Informations pratiques
• Le musée est ouvert du mardi au dimanche
• de 11h à 18h (d’octobre à mars) : dernière entrée à 17h, fermeture du musée et son jardin dès 17h30
• de 11h à 19h (d’avril à septembre) : dernière entrée à 18h, fermeture du musée et son jardin dès 18h30
• Fermeture le 1er mai, le 25 décembre et du 1er au 15 janvier inclus.
Biographie d’Albert Kahn
Abraham dit Albert Kahn naît le 3 mars 1860 à Marmoutiers (Bas-Rhin), il est l’aîné d’une fratrie de quatre enfants d’une famille de marchands de bestiaux de la communauté juive de la ville. Il arrive à Paris en 1876. Engagé en 1878 par la banque Goudchaux, il reprend des études avec comme répétiteur Henri Bergson, alors étudiant à l’ENS en 1881. Licencié es lettres en 1883 et en droit en 1885, il est réintégré dans la nationalité française la même année. Un voyage en Afrique du Sud pour les Goudchaux en 1888 lui permet à son retour de participer à l’introduction en Bourse de la De Beers Diamond Mining Co. L’ascension d’Albert Kahn est dès lors rapide : fondé de pouvoir en 1891, puis associé de la banque Goudchaux, il fonde sa propre banque en 1898, à la suite de deux voyages en Amérique et en Extrême-Orient au cours desquels il a lancé des investissements au Japon.
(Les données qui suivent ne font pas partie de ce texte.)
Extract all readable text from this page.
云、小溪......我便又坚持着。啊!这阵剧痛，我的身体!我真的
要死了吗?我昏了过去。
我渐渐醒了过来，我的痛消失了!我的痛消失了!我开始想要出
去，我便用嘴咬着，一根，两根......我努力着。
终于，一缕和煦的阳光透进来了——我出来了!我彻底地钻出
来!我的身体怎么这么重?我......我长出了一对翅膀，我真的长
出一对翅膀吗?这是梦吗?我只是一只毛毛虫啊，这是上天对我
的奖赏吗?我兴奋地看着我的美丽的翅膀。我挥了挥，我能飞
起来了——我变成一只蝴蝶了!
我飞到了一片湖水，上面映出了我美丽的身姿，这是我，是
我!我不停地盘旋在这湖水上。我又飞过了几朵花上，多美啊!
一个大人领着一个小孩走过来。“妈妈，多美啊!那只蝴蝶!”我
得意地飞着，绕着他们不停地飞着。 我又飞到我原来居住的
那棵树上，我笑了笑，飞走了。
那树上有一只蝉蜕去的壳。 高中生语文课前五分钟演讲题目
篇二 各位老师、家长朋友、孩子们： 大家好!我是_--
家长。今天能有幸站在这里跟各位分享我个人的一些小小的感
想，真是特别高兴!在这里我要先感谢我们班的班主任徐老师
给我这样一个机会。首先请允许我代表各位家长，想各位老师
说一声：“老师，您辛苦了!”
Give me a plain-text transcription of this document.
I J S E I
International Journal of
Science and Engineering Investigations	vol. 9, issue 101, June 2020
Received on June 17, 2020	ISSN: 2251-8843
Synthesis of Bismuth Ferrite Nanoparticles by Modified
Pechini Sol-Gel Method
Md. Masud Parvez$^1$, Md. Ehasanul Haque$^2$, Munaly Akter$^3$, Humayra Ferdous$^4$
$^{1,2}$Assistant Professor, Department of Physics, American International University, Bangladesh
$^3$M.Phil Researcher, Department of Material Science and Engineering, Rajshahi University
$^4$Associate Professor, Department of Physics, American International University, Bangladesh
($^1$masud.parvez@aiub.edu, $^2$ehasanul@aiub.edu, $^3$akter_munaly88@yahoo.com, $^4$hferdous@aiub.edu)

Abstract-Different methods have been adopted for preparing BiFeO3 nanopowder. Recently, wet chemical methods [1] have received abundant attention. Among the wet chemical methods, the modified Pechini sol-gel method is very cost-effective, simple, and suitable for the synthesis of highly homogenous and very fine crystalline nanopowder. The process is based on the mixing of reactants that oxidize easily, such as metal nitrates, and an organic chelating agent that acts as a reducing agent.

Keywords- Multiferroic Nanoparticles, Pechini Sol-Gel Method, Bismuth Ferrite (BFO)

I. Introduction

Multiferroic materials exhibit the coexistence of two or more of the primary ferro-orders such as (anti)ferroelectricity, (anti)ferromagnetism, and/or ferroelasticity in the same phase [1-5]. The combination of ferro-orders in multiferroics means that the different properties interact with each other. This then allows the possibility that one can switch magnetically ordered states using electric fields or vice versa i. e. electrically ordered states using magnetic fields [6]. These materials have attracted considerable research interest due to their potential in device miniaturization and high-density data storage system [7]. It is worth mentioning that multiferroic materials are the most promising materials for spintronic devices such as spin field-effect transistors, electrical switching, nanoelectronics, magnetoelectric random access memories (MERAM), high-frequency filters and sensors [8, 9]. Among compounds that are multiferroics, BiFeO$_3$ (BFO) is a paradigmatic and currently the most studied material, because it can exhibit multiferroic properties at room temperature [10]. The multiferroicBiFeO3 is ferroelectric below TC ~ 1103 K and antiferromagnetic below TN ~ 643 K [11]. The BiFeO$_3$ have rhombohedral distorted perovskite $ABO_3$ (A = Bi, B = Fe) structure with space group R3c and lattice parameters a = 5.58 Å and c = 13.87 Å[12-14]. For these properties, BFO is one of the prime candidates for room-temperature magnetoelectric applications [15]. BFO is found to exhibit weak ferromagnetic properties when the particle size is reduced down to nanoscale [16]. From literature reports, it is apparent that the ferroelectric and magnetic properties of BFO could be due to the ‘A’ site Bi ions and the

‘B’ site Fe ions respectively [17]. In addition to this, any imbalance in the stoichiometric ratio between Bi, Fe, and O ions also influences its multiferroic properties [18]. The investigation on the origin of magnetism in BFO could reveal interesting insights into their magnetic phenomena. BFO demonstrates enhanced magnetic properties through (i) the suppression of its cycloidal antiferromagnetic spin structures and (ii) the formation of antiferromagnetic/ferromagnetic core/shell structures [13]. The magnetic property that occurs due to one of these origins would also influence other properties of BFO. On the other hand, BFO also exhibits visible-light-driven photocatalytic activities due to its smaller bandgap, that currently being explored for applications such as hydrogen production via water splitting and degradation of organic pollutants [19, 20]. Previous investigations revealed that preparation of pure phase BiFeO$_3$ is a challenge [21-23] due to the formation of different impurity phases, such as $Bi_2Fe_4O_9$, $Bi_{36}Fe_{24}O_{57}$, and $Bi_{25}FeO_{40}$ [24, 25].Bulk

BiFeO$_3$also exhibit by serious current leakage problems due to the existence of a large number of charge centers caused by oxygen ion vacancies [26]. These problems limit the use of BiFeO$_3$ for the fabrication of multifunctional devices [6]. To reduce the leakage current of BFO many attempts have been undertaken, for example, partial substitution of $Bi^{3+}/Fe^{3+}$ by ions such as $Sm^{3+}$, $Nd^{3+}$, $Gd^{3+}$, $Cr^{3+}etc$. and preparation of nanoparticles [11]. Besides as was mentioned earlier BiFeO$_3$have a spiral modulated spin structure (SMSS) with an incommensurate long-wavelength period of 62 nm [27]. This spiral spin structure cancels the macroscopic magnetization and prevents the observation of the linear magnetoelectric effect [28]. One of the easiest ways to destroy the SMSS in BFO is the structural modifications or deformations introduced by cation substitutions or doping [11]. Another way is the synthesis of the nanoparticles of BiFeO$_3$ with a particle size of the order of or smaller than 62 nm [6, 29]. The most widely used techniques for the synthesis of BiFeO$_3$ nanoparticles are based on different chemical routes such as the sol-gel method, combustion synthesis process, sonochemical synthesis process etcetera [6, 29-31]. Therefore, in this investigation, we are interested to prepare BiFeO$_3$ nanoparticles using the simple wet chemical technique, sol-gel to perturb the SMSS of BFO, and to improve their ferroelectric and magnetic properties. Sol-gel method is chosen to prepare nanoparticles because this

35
Installé à Boulogne dès 1893, il entame en 1895 une politique d’acquisition de parcelles qui aboutit à la création d’un magnifique jardin de scènes paysagères. Albert Kahn consacre une grande partie de sa fortune à l’éveil de la conscience des élites dans le but d’instaurer la paix universelle. Il crée le projet philanthropique des Bourses autour du Monde, dont les lauréats forment à partir de 1906 la société autour du Monde. Il met à leur disposition un bâtiment de sa propriété qui devient un vecteur de rencontres internationales. Parmi les nombreuses fondations que le banquier finance, les Archives de la Planète se démarquent par leur originalité : cette entreprise créée en 1912 vise à recenser les différents aspects de la vie sur la planète, de la façon la plus objective possible, au moyen de la photographie en couleurs naturelles et du cinéma. Des opérateurs, spécialement engagés à cet effet, sont envoyés dans une cinquantaine de pays et rapportent 72 000 plaques de verre ainsi que des centaines de métrage de films. Les conséquences du krach boursier de 1929 entraînent l’arrêt des activités du banquier à partir de 1932 et le mènent à la ruine. Ses biens sont saisis et le département de la Seine rachète sa propriété, ainsi que les collections d’images en 1936. Albert Kahn meurt dans la nuit du 13 au 14 novembre 1940, quelques jours après le début de l’occupation allemande.
En 1968, le département des Hauts-de-Seine, nouvellement créé, devient propriétaire des jardins (ouverts au public dès 1937) et des collections. C’est vers 1975 que voit le jour un programme d’étude et de valorisation de ce patrimoine considérable. Sous la direction de sa première conservatrice, Jeanne Beausoleil, l’ensemble devient musée départemental en 1986 puis accède au statut « musée de France ». Le jardin est restauré et la première galerie d’exposition (aujourd’hui intégrée au nouveau musée), conçue par l’architecte Gérard Planes est inaugurée en 1990, ainsi qu’un jardin japonais contemporain, œuvre du paysagiste Fumiaki Takano. Au tournant des années 2010, un ambitieux programme de restructuration et d’agrandissement du musée est engagé par le département, qui donnera le jour en 2022 au musée actuel.